1. Accounts, security and privacy.

Asymmetric key cryptography

We use asymmetric key cryptography to secure accounts. Hence you will get an account name, but no password. Instead of a password we use two digital keys:

  • A private key
  • A public key

The private key can be used to encrypt data (close the lock) and the associated public key can be used to decrypt the data (open the lock). As the name suggests the public key is not secret; you can share this with everyone, publish it on your website, etc. Hence your public key cannot be compromised, because it's intended to be public. The private key on the other hand must be private; if it gets stolen your account is compromised and can be abused. Therefore, contact us immediately if you ever suspect your private key may have been stolen/copied!

For additional details and background see WikiPedia: Asymmetric Key Cryptography

When you try to login you use the private key on the client side to encrypt a small piece of data containing a request to login. The cluster uses your public key on the server side to decrypt the login request: if this was successful the server has verified that you have the private key corresponding to the public key and will let you in.

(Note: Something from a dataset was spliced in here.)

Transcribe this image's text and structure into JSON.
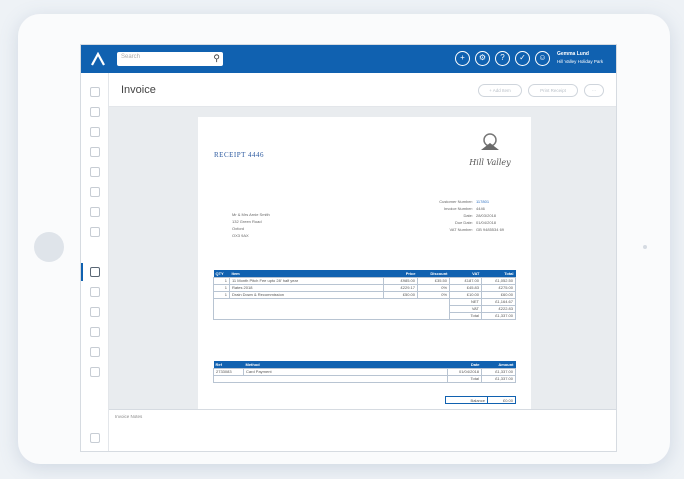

The benefit of using key pairs as opposed to passwords is that the secret used to login can remain private if you create the key pair yourself and send only the public key to the helpdesk. Hence we do not have a copy/record/backup of your private key on the server side: if you loose the private key, you have to create a new pair and send the new public key to the helpdesk.

Security & Privacy

  • When you request an account your email address will be added automatically to a low volume mailinglist, which is used for information regarding the clusters like maintenance announcements.
  • When you use the cluster and are logged in:
  • You can secure the content of files/folders, so only you or only members of a specific group can access the content either with read-only or with read-write permissions.
    This requires setting the desired permissions for files or folders, which is your own responsibility. When you specify wrong permissions, data may be accessible for others.
  • You cannot secure the meta data of files/folders.
    • Hence things like file or folder names, time stamps, size, owner, group, etc. can always be seen by anyone who is logged in.
    • This also applies to the name of and resources requested for job script files: all users can see the meta-data of all queued and all running jobs.
      Therefore never ever put privacy sensitive data in the meta-data of files or folders!
  • Your full name, email address, group memberships and role in a group (regular user or data manager or group owner) are visible to all other users.